Surfactant protein A and saturated phosphatidylcholine in respiratory distress syndrome

FR Moya, HF Montes, VL Thomas, AM Mouzinho, JF Smith and CR Rosenfeld
Department of Pediatrics, University of Texas Southwestern Medical Center at Dallas 75235.

We measured surfactant protein A (SP-A) by ELISA using a rabbit antihuman SP-A polyclonal antibody and saturated phosphatidylcholine (SPC) by thin-layer chromatography in sequential tracheal fluid samples obtained from 16 preterm neonates without lung disease and 37 with respiratory distress syndrome (RDS). SP-A and SPC were lower in neonates with RDS than in control infants (1.0 +/- 0.1 versus 8.9 +/- 2.2 ng SP-A/microgram protein [p < 0.0001] and 0.20 +/- 0.05 versus 0.70 +/- 0.19 mumol SPC/mg protein [p < 0.01], respectively).
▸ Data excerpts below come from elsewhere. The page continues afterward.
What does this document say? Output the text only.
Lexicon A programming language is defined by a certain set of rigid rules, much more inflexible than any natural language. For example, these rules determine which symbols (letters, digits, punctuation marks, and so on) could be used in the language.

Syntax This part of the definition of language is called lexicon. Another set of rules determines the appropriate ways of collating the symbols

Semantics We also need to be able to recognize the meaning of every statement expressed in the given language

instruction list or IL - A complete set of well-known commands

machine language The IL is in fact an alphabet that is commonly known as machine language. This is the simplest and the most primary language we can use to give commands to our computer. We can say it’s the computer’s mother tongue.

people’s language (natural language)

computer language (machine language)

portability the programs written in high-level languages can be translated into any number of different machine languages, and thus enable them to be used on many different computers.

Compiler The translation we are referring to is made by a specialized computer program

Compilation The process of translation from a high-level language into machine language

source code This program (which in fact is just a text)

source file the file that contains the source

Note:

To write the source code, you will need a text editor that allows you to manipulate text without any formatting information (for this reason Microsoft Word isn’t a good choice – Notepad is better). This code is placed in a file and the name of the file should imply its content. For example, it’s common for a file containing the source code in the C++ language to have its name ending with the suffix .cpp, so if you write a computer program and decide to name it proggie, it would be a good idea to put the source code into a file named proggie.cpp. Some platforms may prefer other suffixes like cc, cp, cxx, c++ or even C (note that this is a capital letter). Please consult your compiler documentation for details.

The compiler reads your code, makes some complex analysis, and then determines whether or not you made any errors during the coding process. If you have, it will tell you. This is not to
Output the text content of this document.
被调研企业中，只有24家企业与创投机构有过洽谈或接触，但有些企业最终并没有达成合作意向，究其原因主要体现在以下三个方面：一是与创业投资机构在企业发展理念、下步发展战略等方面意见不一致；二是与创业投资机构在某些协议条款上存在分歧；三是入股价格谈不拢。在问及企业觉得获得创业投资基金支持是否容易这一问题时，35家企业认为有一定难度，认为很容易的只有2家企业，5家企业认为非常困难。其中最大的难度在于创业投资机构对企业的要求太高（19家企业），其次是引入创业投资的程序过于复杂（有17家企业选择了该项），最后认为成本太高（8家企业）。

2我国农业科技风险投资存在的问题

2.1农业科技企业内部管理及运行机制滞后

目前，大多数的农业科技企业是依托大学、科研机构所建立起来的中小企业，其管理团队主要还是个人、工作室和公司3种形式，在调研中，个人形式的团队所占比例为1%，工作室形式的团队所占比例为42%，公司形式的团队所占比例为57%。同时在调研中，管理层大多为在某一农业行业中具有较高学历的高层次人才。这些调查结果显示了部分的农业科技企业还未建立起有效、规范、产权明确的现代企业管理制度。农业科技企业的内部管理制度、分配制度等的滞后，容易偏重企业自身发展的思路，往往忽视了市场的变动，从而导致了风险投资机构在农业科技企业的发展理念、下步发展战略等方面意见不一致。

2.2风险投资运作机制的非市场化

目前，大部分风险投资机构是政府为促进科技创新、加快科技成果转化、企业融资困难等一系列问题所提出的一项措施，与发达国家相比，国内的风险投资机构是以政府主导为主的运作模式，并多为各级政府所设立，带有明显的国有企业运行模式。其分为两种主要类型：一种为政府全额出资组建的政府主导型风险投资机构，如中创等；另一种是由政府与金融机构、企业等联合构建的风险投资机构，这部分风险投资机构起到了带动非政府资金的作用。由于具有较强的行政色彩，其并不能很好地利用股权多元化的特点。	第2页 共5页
Initial SP-A concentrations correlated inversely with severity of RDS (r = 0.45, p < 0.01) but did not correlate with initial SPC levels. Significant increases in SP-A were detectable within 12 to 24 h after birth in neonates with RDS. Further increases occurred subsequently and were similar for neonates treated with either a synthetic (Exosurf) or a modified natural (Survanta) surfactant. Using two-dimensional gel electrophoresis, SP-A in tracheal fluid obtained during the early and recovery phases of RDS exhibited lesser degrees of posttranslational modification than SP-A forms from control neonates. Administration of Exosurf or Survanta resulted in comparable increases in SPC in tracheal fluid. Preterm neonates with RDS seem to have an immature SP-A metabolism that persists for several days after birth. The type of surfactant used does not modify the recovery of SP-A or SPC in tracheal fluid from infants with RDS.